Code Civil

Article 229-3 : Explication et Exemple

Comprendre le droit simplement.

Texte Officiel
En vigueur
"Le consentement au divorce et à ses effets ne se présume pas. La convention comporte expressément, à peine de nullité : 1° Les nom, prénoms, profession, résidence, nationalité, date et lieu de naissance de chacun des époux, la date et le lieu de mariage, ainsi que les mêmes indications, le cas échéant, pour chacun de leurs enfants ; 2° Le nom, l'adresse professionnelle et la structure d'exercice professionnel des avocats chargés d'assister les époux ainsi que le barreau auquel ils sont inscrits ; 3° La mention de l'accord des époux sur la rupture du mariage et sur ses effets dans les termes énoncés par la convention ; 4° Les modalités du règlement complet des effets du divorce conformément au chapitre III du présent titre, notamment s'il y a lieu au versement d'une prestation compensatoire ; 5° L'état liquidatif du régime matrimonial, le cas échéant en la forme authentique devant notaire lorsque la liquidation porte sur des biens soumis à publicité foncière, ou la déclaration qu'il n'y a pas lieu à liquidation ; 6° La mention que le mineur a été informé par ses parents de son droit à être entendu par le juge dans les conditions prévues à l'article 388-1 et qu'il ne souhaite pas faire usage de cette faculté."

L'Explication Prémisse

En termes simples

Cet article dit que, lorsqu’un divorce est conclu d’un commun accord, on ne peut pas supposer que les époux sont d’accord : leur convention doit l’affirmer explicitement et contenir un certain nombre de mentions obligatoires. Si ces informations manquent, l’accord peut être annulé. La convention doit notamment identifier les époux (et leurs enfants), indiquer qui sont leurs avocats, préciser que les époux acceptent la rupture et ses conséquences, détailler le règlement des conséquences financières (y compris une éventuelle prestation compensatoire), régler la liquidation du régime matrimonial (et, si des biens immobiliers sont concernés, la faire en forme authentique devant notaire), et préciser que le mineur a été informé de son droit d’être entendu et qu’il renonce à l’utiliser.

Exemple Concret

Julie et Marc décident de divorcer par consentement mutuel.

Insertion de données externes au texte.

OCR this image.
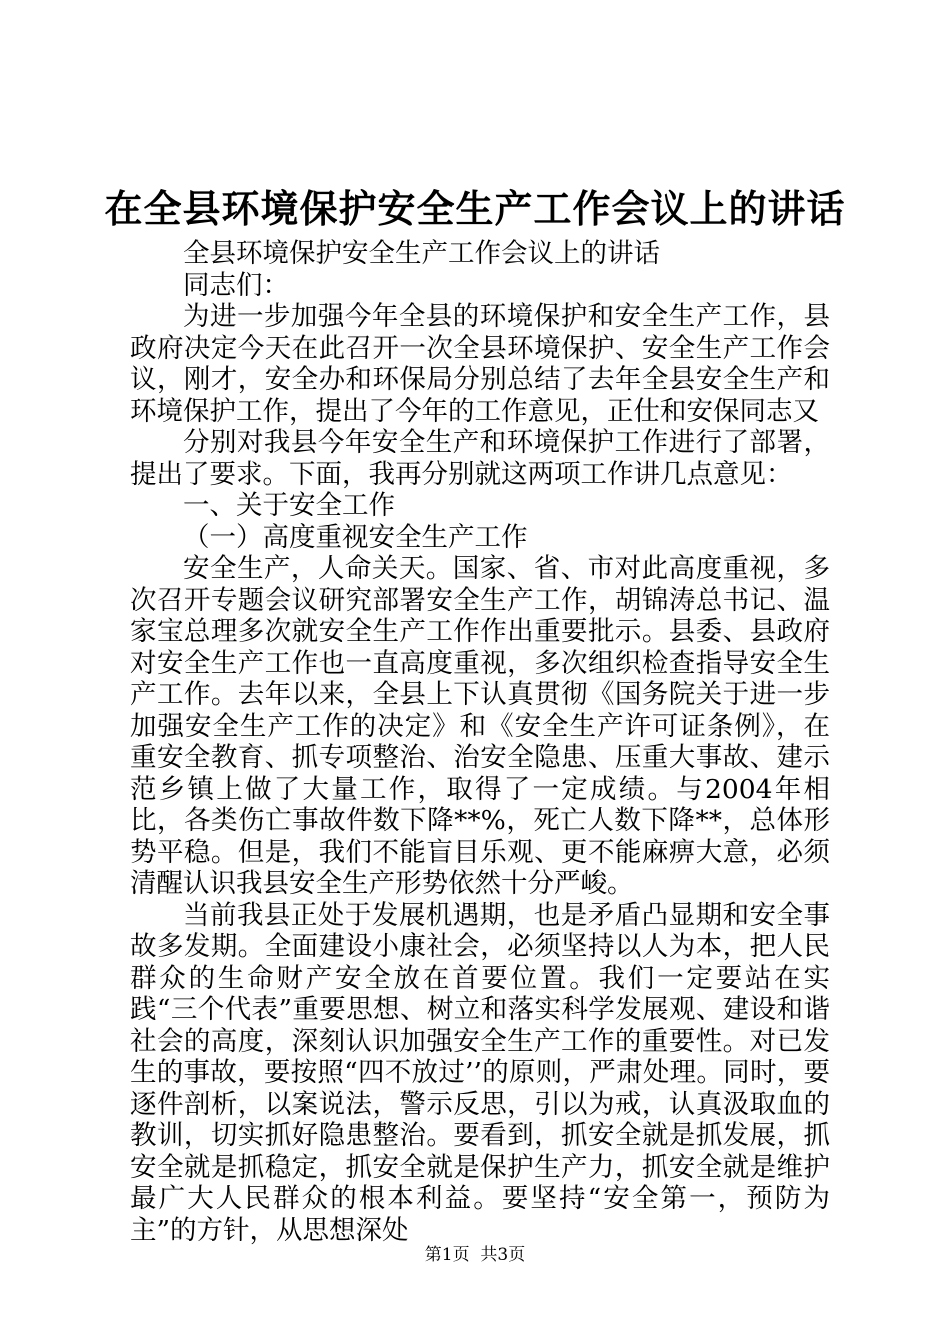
在全县环境保护安全生产工作会议上的讲话

全县环境保护安全生产工作会议上的讲话

同志们：

为进一步加强今年全县的环境保护和安全生产工作，县政府决定今天在此召开一次全县环境保护、安全生产工作会议，刚才，安全办和环保局分别总结了去年全县安全生产和环境保护工作，提出了今年的工作意见，正仕和安保同志又

分别对我县今年安全生产和环境保护工作进行了部署，提出了要求。下面，我再分别就这两项工作讲几点意见：

一、关于安全工作

（一）高度重视安全生产工作

安全生产，人命关天。国家、省、市对此高度重视，多次召开专题会议研究部署安全生产工作，胡锦涛总书记、温家宝总理多次就安全生产工作作出重要批示。县委、县政府对安全生产工作也一直高度重视，多次组织检查指导安全生产工作。去年以来，全县上下认真贯彻《国务院关于进一步加强安全生产工作的决定》和《安全生产许可证条例》，在重安全教育、抓专项整治、治安全隐患、压重大事故、建示范乡镇上做了大量工作，取得了一定成绩。与2004年相比，各类伤亡事故件数下降**%，死亡人数下降**，总体形势平稳。但是，我们不能盲目乐观、更不能麻痹大意，必须清醒认识我县安全生产形势依然十分严峻。

当前我县正处于发展机遇期，也是矛盾凸显期和安全事故多发期。全面建设小康社会，必须坚持以人为本，把人民群众的生命财产安全放在首要位置。我们一定要站在实践“三个代表”重要思想、树立和落实科学发展观、建设和谐社会的高度，深刻认识加强安全生产工作的重要性。对已发生的事故，要按照“四不放过’’的原则，严肃处理。同时，要逐件剖析，以案说法，警示反思，引以为戒，认真汲取血的教训，切实抓好隐患整治。要看到，抓安全就是抓发展，抓安全就是抓稳定，抓安全就是保护生产力，抓安全就是维护最广大人民群众的根本利益。要坚持“安全第一，预防为主”的方针，从思想深处

第1页  共3页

Leur convention de divorce contient : leurs noms complets, dates et lieux de naissance, professions et adresses, les mêmes informations pour leurs deux enfants, ainsi que les noms et coordonnées des deux avocats et leur barreau. La convention précise clairement que Julie et Marc s’accordent sur la rupture et sur la garde alternée des enfants, détaille le partage des comptes et la prestation compensatoire, et indique que la maison sera liquidée devant notaire parce qu’elle est inscrite au service de la publicité foncière. Enfin, elle mentionne que leur fils mineur a bien été informé de son droit d’être entendu par le juge et qu’il ne souhaite pas faire usage de ce droit. Grâce à ces mentions, la convention est recevable et ne risque pas d’être annulée pour défaut de forme.

Points Clés à Retenir
  • Le consentement au divorce par convention ne se présume pas : il faut l’exprimer clairement dans la convention.
  • La convention doit comporter, sous peine de nullité, l’identification complète des époux (nom, prénoms, profession, résidence, nationalité, date et lieu de naissance) et, le cas échéant, des enfants.
  • La convention doit indiquer les nom, adresse professionnelle, structure d’exercice et barreau des avocats qui assistent les époux.
  • La convention doit contenir la mention explicite de l’accord des époux sur la rupture du mariage et sur ses effets tels que prévus par la convention.
  • La convention doit détailler les modalités complètes de règlement des effets du divorce, notamment le versement éventuel d’une prestation compensatoire.
  • Il faut joindre l’état liquidatif du régime matrimonial ; si la liquidation porte sur des biens soumis à publicité foncière, celle-ci doit être réalisée en la forme authentique devant notaire.
  • Il est possible de déclarer qu’il n’y a pas lieu à liquidation lorsque tel est le cas, mais cette déclaration doit figurer dans la convention.
  • Pour tout mineur concerné, la convention doit mentionner que les parents l’ont informé de son droit d’être entendu par le juge (article 388-1) et qu’il ne souhaite pas exercer ce droit.
  • L’absence d’une de ces mentions obligatoires peut entraîner la nullité de la convention de divorce.